Our findings are significant for several reasons. First, they demonstrate that despite the high dilution level (4 × 10−2% ≥ c ≥ 8.3 × 10−4%), samples S1–S4 still exhibit a collective relaxation of the superspins, which is typically indicative of interparticle interactions. This is unequivocally confirmed by the existence of the additional energy barrier to magnetization reversal Ead that increases with the increase in c. The ability to identify the concentration range where this behavior occurs is a new result that is particularly important for applications of magnetic nanoparticles in high-density magnetic recording, where each superspin acts as one recording bit that needs to flip individually. Second, our observation that the nanoparticles in sample S5 relax individually allowed us to determine EB and, more importantly, separate the EB and Ead components in the denser samples. This is important because it adds to our understanding of the contributions of different factors that influence the superspin relaxation, such as bulk and surface magnetic anisotropy, nanoparticle size and size distribution, and interparticle interactions.
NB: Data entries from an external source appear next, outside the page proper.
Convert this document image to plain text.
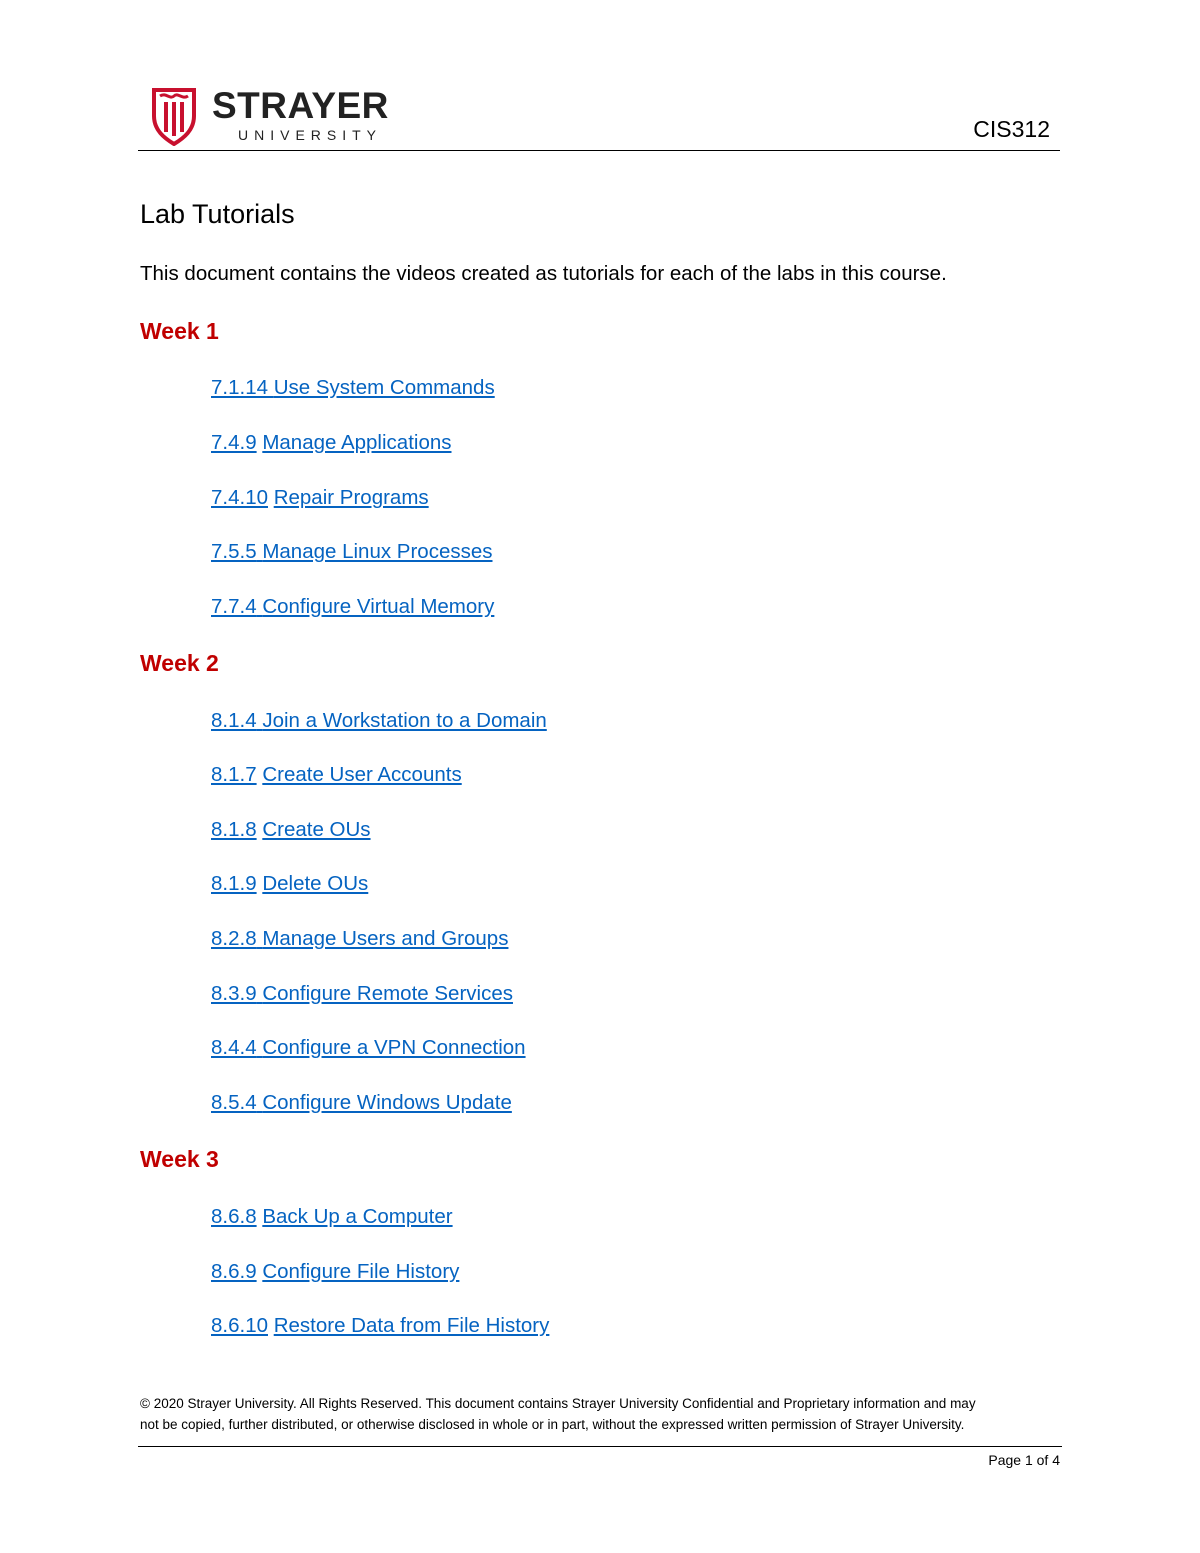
STRAYER
UNIVERSITY	CIS312
Lab Tutorials
This document contains the videos created as tutorials for each of the labs in this course.
Week 1
7.1.14 Use System Commands
7.4.9 Manage Applications
7.4.10 Repair Programs
7.5.5 Manage Linux Processes
7.7.4 Configure Virtual Memory
Week 2
8.1.4 Join a Workstation to a Domain
8.1.7 Create User Accounts
8.1.8 Create OUs
8.1.9 Delete OUs
8.2.8 Manage Users and Groups
8.3.9 Configure Remote Services
8.4.4 Configure a VPN Connection
8.5.4 Configure Windows Update
Week 3
8.6.8 Back Up a Computer
8.6.9 Configure File History
8.6.10 Restore Data from File History
© 2020 Strayer University. All Rights Reserved. This document contains Strayer University Confidential and Proprietary information and may
not be copied, further distributed, or otherwise disclosed in whole or in part, without the expressed written permission of Strayer University.
Page 1 of 4
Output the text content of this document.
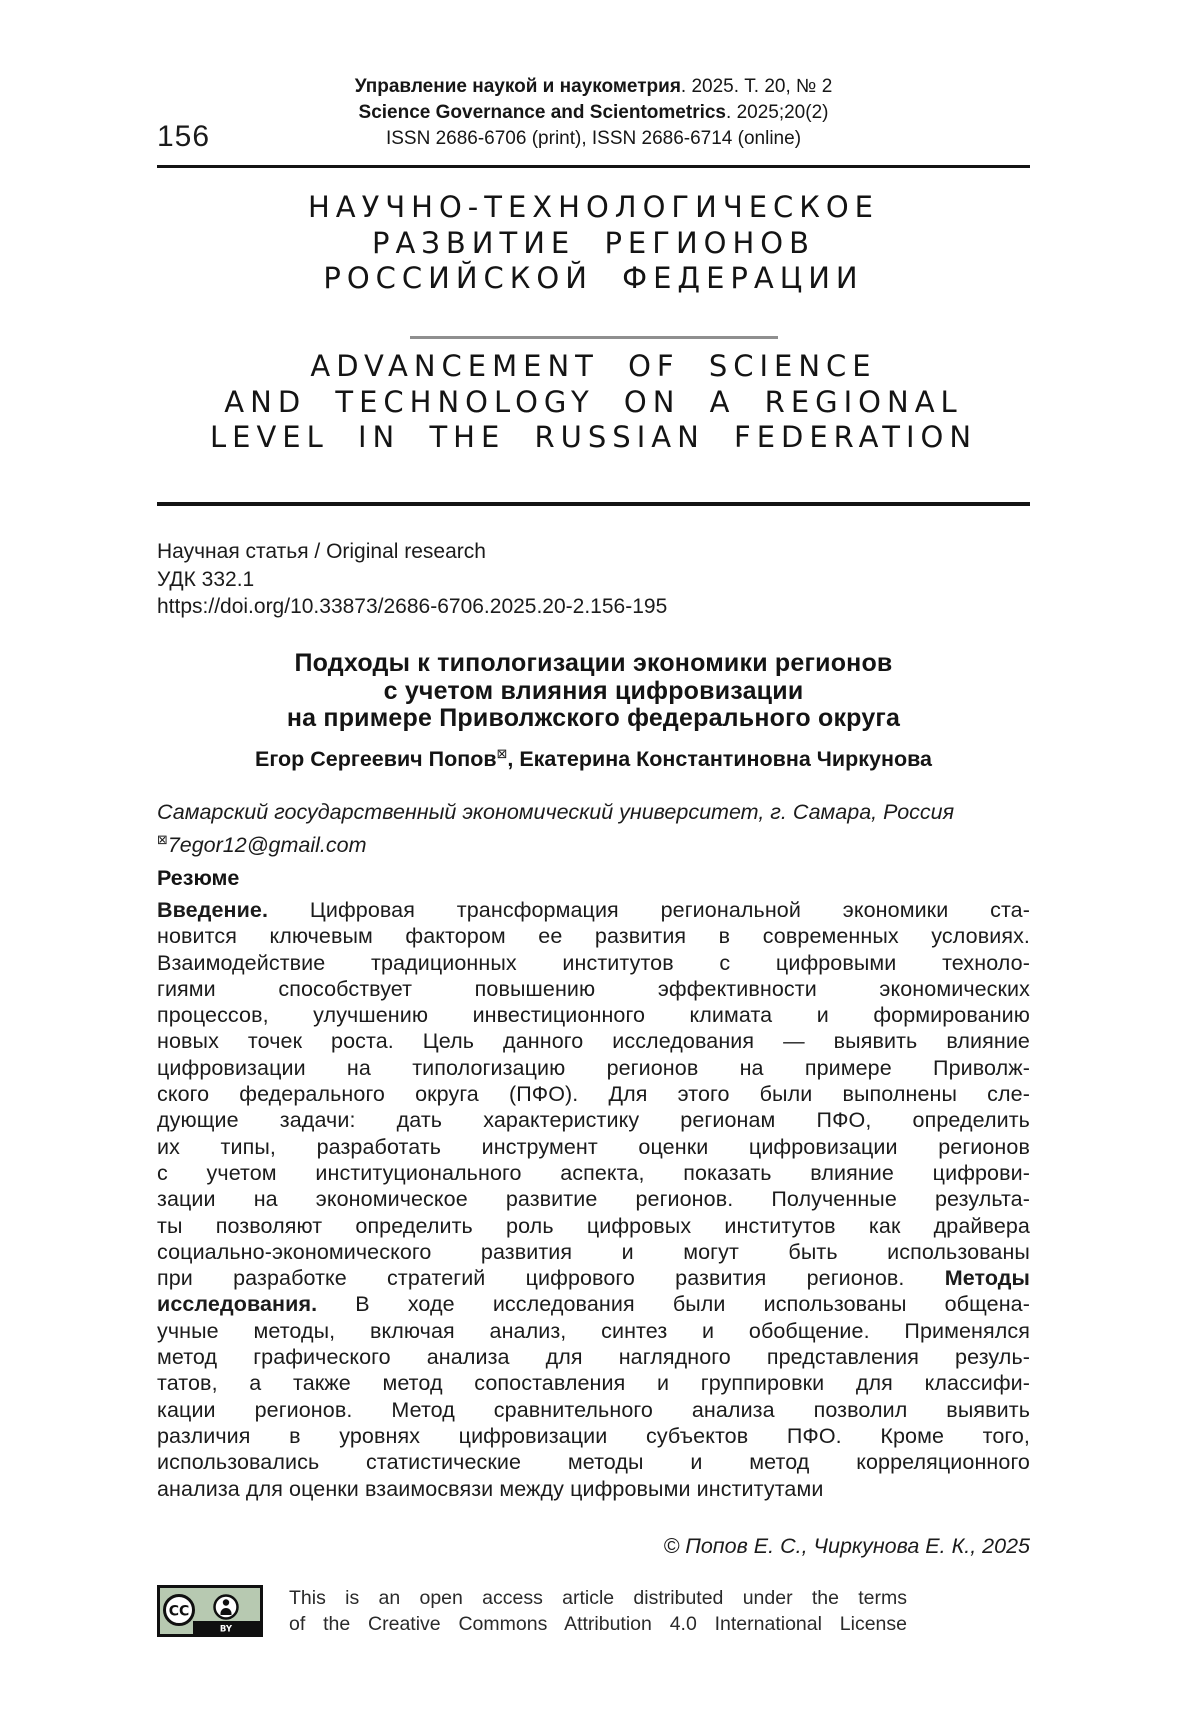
156
Управление наукой и наукометрия. 2025. Т. 20, № 2
Science Governance and Scientometrics. 2025;20(2)
ISSN 2686-6706 (print), ISSN 2686-6714 (online)
НАУЧНО-ТЕХНОЛОГИЧЕСКОЕ
РАЗВИТИЕ РЕГИОНОВ
РОССИЙСКОЙ ФЕДЕРАЦИИ
ADVANCEMENT OF SCIENCE
AND TECHNOLOGY ON A REGIONAL
LEVEL IN THE RUSSIAN FEDERATION
Научная статья / Original research
УДК 332.1
https://doi.org/10.33873/2686-6706.2025.20-2.156-195
Подходы к типологизации экономики регионов
с учетом влияния цифровизации
на примере Приволжского федерального округа
Егор Сергеевич Попов⊠, Екатерина Константиновна Чиркунова
Самарский государственный экономический университет, г. Самара, Россия
⊠7egor12@gmail.com
Резюме
Введение. Цифровая трансформация региональной экономики ста-
новится ключевым фактором ее развития в современных условиях.
Взаимодействие традиционных институтов с цифровыми техноло-
гиями способствует повышению эффективности экономических
процессов, улучшению инвестиционного климата и формированию
новых точек роста. Цель данного исследования — выявить влияние
цифровизации на типологизацию регионов на примере Приволж-
ского федерального округа (ПФО). Для этого были выполнены сле-
дующие задачи: дать характеристику регионам ПФО, определить
их типы, разработать инструмент оценки цифровизации регионов
с учетом институционального аспекта, показать влияние цифрови-
зации на экономическое развитие регионов. Полученные результа-
ты позволяют определить роль цифровых институтов как драйвера
социально-экономического развития и могут быть использованы
при разработке стратегий цифрового развития регионов. Методы
исследования. В ходе исследования были использованы общена-
учные методы, включая анализ, синтез и обобщение. Применялся
метод графического анализа для наглядного представления резуль-
татов, а также метод сопоставления и группировки для классифи-
кации регионов. Метод сравнительного анализа позволил выявить
различия в уровнях цифровизации субъектов ПФО. Кроме того,
использовались статистические методы и метод корреляционного
анализа для оценки взаимосвязи между цифровыми институтами
© Попов Е. С., Чиркунова Е. К., 2025
CC
BY
This is an open access article distributed under the terms
of the Creative Commons Attribution 4.0 International License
Finally, the quantitative relations that we established between the blocking temperature, additional energy barrier to magnetization reversal, and nanoparticle concentration are significant for the current efforts to design functional nanomaterials using a rational approach instead of the common trial and error method.
Further work will be aimed at investigating the interplay between the Néel and the Brown superspin relaxation mechanisms at temperatures above the melting point of the carrier fluid. Such studies are important because they enhance the knowledge needed to advance magnetic nanoparticle hyperthermia from its current adjunct-to-other-treatments status to a powerful stand-alone cancer therapy. Our experimental strategy will be to increase the average size of the nanoparticle ensembles so that the superparamagnetic unblocking occurs at temperatures above the freezing point of the carrier fluid. In addition, we will use ensembles of different concentrations to vary the interparticle dipolar interactions, and carrier fluids of different viscosities to vary the energy barrier to physical rotation that governs the Brown relaxation. These experiments are currently underway.